It was the 2011 holiday season in New York City when Marisa Lombardo walked into Rockefeller Center planning on an afternoon of ice skating. When she saw the Anthropologie store window display on her skates, she noticed mannequins adorned with her jewelry line, The Artemisian.
The 1999 Tyler alumna has always had a passion for jewelry, but after her first two years of college as a jewelry major, she decided that a fine arts medium would benefit her more. She moved from where she was studying abroad in Scotland to Temple’s Rome Campus.
“I took a printmaking class and it felt freeing to me,” Lombardo said. “Printmaking was really attractive because I was still working with metal. I went into printmaking at that time and at that age because I felt like I needed the freedom of a fine art.”
While in Rome, Lombardo said she was greatly influenced by the wife of one of her professors, who went on to inspire Lombardo’s later-established line, The Artemisian.
“I noticed that everyone that had been in America that had come to Rome couldn’t find the same materials they were using,” Lombardo said. “I remember [my professor’s] wife told us to narrow our scope and create from that place, as opposed to saying I need this, I need that. It was really important in my development as an artist, and for this collection.”
Her relocation to Rome and the influence of her professor’s wife returned her interests to jewelry. Lombardo said the pieces she uses in her work often come from items she finds on her travels, whether the antiques were originally made to wear or not. She then reworks the pieces, laying them out on paper and fitting them together like a puzzle until they look right.
“I take all the parts I think I want to use – so chains, stones, charms, et cetera – and I treat [each piece] very much like a large body of work,” Lombardo said. “[The piece] can then be reproduced based on genre.”
The first piece in each season’s collection is always crafted by Lombardo and used as a guide for her employees, who make the rest of the collection. However, she stresses the fine art aspect of her business and said she insists that uniqueness be maintained within each piece.
She said it is also important to her that the line find a balance between reaching a large audience while remaining a high-quality brand that is not sold in every store across the country.

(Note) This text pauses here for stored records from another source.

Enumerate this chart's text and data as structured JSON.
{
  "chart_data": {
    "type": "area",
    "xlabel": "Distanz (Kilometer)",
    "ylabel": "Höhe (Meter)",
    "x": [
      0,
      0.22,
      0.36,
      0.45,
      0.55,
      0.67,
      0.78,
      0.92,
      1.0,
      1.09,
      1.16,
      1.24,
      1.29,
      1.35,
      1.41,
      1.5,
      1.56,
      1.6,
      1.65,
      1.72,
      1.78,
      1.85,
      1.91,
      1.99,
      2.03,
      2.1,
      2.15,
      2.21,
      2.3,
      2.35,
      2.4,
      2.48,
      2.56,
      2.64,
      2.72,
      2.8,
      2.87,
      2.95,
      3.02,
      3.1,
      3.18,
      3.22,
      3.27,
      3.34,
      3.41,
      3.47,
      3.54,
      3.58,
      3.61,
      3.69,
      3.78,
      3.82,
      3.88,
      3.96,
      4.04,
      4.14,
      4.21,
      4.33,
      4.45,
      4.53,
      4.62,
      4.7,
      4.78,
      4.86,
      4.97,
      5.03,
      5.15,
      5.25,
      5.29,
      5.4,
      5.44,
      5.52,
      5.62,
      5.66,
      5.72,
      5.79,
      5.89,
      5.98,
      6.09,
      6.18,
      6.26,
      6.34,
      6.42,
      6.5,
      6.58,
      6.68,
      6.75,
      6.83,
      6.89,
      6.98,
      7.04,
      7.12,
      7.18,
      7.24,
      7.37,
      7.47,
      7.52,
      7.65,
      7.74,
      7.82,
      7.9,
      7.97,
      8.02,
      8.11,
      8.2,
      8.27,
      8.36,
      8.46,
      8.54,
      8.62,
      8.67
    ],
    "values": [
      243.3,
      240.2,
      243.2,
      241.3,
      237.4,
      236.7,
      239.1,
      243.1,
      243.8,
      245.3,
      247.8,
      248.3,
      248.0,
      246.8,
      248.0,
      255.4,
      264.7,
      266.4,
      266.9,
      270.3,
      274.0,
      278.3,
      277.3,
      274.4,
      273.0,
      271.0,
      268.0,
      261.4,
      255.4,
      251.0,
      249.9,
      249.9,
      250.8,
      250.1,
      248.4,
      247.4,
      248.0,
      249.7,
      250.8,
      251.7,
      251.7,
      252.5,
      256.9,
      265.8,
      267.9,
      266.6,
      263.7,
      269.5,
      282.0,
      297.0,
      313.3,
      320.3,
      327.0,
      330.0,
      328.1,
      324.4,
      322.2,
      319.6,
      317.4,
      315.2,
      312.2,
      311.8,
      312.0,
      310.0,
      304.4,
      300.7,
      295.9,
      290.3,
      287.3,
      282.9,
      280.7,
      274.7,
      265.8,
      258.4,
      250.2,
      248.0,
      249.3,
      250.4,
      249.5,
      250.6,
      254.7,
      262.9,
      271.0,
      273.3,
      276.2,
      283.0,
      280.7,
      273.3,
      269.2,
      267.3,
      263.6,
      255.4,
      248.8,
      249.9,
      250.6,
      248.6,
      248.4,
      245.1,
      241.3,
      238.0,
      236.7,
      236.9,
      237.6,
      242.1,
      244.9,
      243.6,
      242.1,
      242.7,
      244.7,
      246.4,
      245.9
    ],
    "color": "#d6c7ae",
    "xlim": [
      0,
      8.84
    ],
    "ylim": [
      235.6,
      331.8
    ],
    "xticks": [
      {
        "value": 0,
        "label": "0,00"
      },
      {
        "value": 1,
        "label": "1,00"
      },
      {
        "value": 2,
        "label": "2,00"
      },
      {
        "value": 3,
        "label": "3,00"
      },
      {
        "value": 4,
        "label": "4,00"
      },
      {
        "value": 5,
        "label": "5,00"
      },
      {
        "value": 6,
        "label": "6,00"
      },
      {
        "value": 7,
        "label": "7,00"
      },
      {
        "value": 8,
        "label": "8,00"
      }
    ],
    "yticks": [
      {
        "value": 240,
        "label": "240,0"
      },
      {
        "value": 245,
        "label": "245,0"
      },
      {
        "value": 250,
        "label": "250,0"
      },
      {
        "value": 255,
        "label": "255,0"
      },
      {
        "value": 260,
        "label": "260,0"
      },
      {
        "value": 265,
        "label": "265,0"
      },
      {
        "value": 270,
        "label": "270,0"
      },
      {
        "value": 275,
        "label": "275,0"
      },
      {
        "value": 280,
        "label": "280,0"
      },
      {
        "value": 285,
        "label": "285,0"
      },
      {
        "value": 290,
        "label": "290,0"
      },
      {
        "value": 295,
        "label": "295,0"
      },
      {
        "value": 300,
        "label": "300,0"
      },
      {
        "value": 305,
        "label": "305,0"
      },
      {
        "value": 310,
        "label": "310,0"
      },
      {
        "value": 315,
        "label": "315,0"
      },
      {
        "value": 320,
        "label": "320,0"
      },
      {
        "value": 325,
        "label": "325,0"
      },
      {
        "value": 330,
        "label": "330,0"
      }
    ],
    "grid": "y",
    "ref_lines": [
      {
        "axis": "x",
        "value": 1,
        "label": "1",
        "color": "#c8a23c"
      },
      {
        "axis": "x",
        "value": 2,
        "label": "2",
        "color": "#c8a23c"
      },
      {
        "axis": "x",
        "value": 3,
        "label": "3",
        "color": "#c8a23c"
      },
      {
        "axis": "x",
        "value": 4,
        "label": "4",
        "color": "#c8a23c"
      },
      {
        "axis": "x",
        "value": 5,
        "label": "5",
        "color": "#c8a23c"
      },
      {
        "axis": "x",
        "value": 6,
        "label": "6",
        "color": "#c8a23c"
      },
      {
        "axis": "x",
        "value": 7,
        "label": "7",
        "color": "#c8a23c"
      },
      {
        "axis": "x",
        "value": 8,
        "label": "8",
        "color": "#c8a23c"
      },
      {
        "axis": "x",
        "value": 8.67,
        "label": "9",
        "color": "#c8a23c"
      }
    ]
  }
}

“My pieces have stories,” Lombardo said. “You can buy nice things at places like Target and Gap, and they’re pretty, but mine have stories.”
Though The Artemisian line is spreading worldwide, gaining popularity in Europe and Asia, Lombardo said one of the greatest achievements of the line was being accepted into the PremiÈRe trade show. As a result, Lombardo traveled to Paris in 2011. She also said the relationship she had built with Anthropologie was instrumental in her landing a place in the show.
“My mentor said that [PremiÈRe] was the only trade show I should do,” Lombardo said. “It’s the most avant garde trade show in the world and I got in – once you’re in, you’re in. I put all my pieces together and I had no idea what to expect.”
One of the most important aspects of Lombardo’s time in Paris was to combine the worlds of art and fashion, a trend she said is already developing.
“I live in the world of fashion now,” Lombardo said. “I’m trying to bridge the gap but it’s not even really existent anymore. The worlds have converged.”
She said she does not want The Artemisian brand to become too commercial, but it’s difficult to find a happy medium between making her jewelry affordable and maintaining that fine-art feel.
“I would like to see the brand continue to grow and I can see getting into finer jewelry – diamonds and gold,” Lombardo said. “But I can also see a kind of diffusion line, where it can be worn by more people.”
Lombardo is not pushed to create jewelry that is trendy or popular during a specific season. She said that right now she is happy creating pieces that speak to people and carry on the traditions and meaning behind the antiques within them.
“I’ll ride this train as long as it will go, because I love creating,” Lombardo said. “The fact that the pieces are worn and they have this history brought to new people, so the match case that was used by a man in the 1800s is now being worn by a girl in New York City who’s telling the story. Nothing ends and matter always stays around, so this process of adding to the historical context is really fantastic.”